The Application

PlanApp is a Java application that reads a planning domain and problem in (a limited subset of) PDDL. Download the application and double-click it. Alternatively, run the command "java -jar PlanApp.jar" from the command line.

Instructions

When the application is running, you have to specify the URLs of a planning domain and problem in the appropriate text fields. If the domain and problem are on the local file system, use file URLs. Next you need to specify the location of an output file. If a solution to the given planning problem is found, it will be written to this file. Furthermore, if tracing is enabled the trace of the search will be written to this file.

Hit the "Generate Next Plan" button and the planner will begin the search for a plan. Note, however, that this planner is currently very simple and cannot solve complex problems. For such problems it will quickly run out of memory. This can be improved by giving the application more than the default memory, which can be done by running it from the command line.

An Example

The Dock Worker Robots domain is available at:

Some rather trival problems can be found at the following URLs:

These problems involve two locations with two piles each and one robot to move between the locations. There exists only one container in these problems. The first problem is a test case that is solved by the empty plan. The second problem is solved by a plan consisting of two steps. For the third problem the container has to be moved to the other location, requiring 5 actions. Download and modify to create different versions of the problems.

Configuring the Planner

The planner can be configured in a number of ways.
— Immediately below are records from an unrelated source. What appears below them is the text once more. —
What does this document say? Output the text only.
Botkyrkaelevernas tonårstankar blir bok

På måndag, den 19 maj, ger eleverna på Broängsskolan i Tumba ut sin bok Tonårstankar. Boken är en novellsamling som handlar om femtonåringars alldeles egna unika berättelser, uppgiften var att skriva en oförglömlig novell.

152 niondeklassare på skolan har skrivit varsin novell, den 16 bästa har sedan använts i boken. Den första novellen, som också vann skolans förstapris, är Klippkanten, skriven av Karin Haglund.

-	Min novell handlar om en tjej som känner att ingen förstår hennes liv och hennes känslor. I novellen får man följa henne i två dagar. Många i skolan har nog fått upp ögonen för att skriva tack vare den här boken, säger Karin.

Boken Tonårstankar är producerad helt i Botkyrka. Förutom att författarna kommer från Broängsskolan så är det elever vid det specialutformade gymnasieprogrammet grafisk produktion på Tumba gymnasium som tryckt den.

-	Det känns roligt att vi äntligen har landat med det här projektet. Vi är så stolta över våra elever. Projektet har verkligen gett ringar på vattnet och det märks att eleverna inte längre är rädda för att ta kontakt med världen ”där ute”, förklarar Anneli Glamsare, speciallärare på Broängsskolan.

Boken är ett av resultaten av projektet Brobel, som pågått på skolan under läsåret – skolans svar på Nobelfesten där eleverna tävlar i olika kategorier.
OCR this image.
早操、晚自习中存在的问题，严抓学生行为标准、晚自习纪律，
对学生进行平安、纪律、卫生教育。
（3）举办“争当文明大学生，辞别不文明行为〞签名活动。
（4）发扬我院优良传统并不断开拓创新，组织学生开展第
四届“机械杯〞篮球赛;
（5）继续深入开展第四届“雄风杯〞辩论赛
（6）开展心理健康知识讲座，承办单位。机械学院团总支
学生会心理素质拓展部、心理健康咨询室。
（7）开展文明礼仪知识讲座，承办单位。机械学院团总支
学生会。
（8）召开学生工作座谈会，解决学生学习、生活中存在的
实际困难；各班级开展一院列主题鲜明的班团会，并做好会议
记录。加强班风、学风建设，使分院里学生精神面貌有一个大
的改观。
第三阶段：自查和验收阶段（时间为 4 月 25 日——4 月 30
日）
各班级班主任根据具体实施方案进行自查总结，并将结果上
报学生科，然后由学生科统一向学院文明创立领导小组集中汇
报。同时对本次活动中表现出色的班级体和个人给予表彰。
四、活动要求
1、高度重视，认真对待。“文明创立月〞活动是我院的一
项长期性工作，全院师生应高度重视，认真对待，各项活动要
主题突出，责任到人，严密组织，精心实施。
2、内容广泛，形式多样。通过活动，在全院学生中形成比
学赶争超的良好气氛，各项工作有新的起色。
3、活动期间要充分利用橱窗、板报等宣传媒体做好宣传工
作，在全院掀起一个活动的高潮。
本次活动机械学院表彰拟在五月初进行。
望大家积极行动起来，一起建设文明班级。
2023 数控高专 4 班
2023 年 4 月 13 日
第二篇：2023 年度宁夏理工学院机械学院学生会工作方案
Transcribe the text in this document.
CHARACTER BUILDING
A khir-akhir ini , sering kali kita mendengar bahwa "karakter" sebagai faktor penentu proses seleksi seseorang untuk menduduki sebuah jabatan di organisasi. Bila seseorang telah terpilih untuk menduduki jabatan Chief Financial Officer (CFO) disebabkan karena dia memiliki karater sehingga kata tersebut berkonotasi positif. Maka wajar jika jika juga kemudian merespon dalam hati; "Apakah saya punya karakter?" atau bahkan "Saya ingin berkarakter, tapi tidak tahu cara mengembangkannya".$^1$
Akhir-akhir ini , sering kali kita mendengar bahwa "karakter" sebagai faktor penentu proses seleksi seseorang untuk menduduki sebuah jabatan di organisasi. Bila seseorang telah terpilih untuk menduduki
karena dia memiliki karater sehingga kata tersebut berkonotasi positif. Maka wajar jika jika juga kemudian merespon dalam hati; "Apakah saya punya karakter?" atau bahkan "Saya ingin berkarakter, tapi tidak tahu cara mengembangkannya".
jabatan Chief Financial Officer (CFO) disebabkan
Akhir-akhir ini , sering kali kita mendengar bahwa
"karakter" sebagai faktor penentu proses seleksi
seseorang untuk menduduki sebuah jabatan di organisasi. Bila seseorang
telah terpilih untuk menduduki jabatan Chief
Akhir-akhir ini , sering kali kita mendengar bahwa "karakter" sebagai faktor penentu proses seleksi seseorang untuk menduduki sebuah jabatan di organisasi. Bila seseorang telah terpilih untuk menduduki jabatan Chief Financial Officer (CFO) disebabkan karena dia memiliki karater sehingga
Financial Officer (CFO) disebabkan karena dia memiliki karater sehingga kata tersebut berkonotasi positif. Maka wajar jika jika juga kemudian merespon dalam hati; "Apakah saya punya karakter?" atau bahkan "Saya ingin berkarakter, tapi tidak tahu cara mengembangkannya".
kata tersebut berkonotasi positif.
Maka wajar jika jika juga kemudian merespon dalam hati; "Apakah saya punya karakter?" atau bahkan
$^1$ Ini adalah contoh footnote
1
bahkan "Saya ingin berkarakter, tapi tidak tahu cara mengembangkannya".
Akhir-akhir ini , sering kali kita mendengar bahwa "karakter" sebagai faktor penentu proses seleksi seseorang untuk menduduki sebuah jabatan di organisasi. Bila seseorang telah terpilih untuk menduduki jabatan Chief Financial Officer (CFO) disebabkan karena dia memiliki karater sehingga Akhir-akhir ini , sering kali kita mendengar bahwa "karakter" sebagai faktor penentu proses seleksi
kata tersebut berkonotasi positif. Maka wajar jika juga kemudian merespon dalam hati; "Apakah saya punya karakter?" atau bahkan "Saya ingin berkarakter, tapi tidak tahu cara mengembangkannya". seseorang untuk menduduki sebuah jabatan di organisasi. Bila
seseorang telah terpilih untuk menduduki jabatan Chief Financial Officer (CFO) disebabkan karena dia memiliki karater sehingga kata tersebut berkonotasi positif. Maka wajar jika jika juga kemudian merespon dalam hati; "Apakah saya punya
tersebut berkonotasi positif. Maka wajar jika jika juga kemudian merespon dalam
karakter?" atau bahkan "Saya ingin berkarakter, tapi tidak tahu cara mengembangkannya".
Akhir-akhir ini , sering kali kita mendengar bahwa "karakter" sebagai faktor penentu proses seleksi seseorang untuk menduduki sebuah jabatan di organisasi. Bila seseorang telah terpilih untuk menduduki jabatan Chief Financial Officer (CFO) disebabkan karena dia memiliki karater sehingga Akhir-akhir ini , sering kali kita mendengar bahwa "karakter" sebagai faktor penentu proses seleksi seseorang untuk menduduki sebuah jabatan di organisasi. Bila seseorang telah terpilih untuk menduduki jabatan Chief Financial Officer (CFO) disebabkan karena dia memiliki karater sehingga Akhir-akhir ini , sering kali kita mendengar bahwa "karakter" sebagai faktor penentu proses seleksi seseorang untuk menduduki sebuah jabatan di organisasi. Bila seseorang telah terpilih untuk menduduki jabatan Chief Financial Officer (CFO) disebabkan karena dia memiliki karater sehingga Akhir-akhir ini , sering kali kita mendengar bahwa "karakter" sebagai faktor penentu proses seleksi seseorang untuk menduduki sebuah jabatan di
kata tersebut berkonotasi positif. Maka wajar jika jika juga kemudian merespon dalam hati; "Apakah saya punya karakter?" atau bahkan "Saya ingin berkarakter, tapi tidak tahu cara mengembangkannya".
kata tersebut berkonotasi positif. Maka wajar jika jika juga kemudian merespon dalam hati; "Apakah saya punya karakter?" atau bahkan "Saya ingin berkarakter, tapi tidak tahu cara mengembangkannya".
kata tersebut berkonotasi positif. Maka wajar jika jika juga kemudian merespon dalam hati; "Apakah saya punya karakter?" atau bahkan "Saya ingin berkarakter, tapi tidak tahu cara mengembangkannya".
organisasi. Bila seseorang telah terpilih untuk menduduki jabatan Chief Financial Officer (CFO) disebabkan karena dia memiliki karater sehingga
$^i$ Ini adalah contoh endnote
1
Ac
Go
Bring up the configuration dialog to see the options.

Search Engine Type

The search engine performs the search through the space of states. The type of search engine used determines the basic starategy for exploring this space, i.e. it determines the order in which nodes are expanded and successors generated. A* (ai.search.informed.AStarSearcherForIntCostFn) is a reasonable first choice here.

Graph Type

The graph type determines whether the search engine checks whether it has encountered a newly generated state before. This costs time and memory. However, if the search space has multiple paths leading to the same node (it is a graph rather than a tree) than the graph option is usually the best choice.

Heuristic and Weight

There is currently only one heuristic available, the defult heuristic. This is far too simple to effectively guide the search as it only counts the number of unachieved goals and divides this by the maximum number of positive effects that can be achieved by a single operator. Giving a higher wieght to this heuristic can make the search more efficient (in theory), but it also renders the h-value non-admissable.

Ordering Bias

If the h-value for two nodes is the same, the search engine still has to pick one node to expand first. The ordering bias determines how this is done. Given the weakness of the default heuristic, this is quite and important setting.

Search Limit

This parameter limits the number of states that the search engine will explore.

References

Mallik Ghallab, Dana Nau and Paolo Traverso: Automated Planning, section 4.2. Morgan Kaufmann, 2004.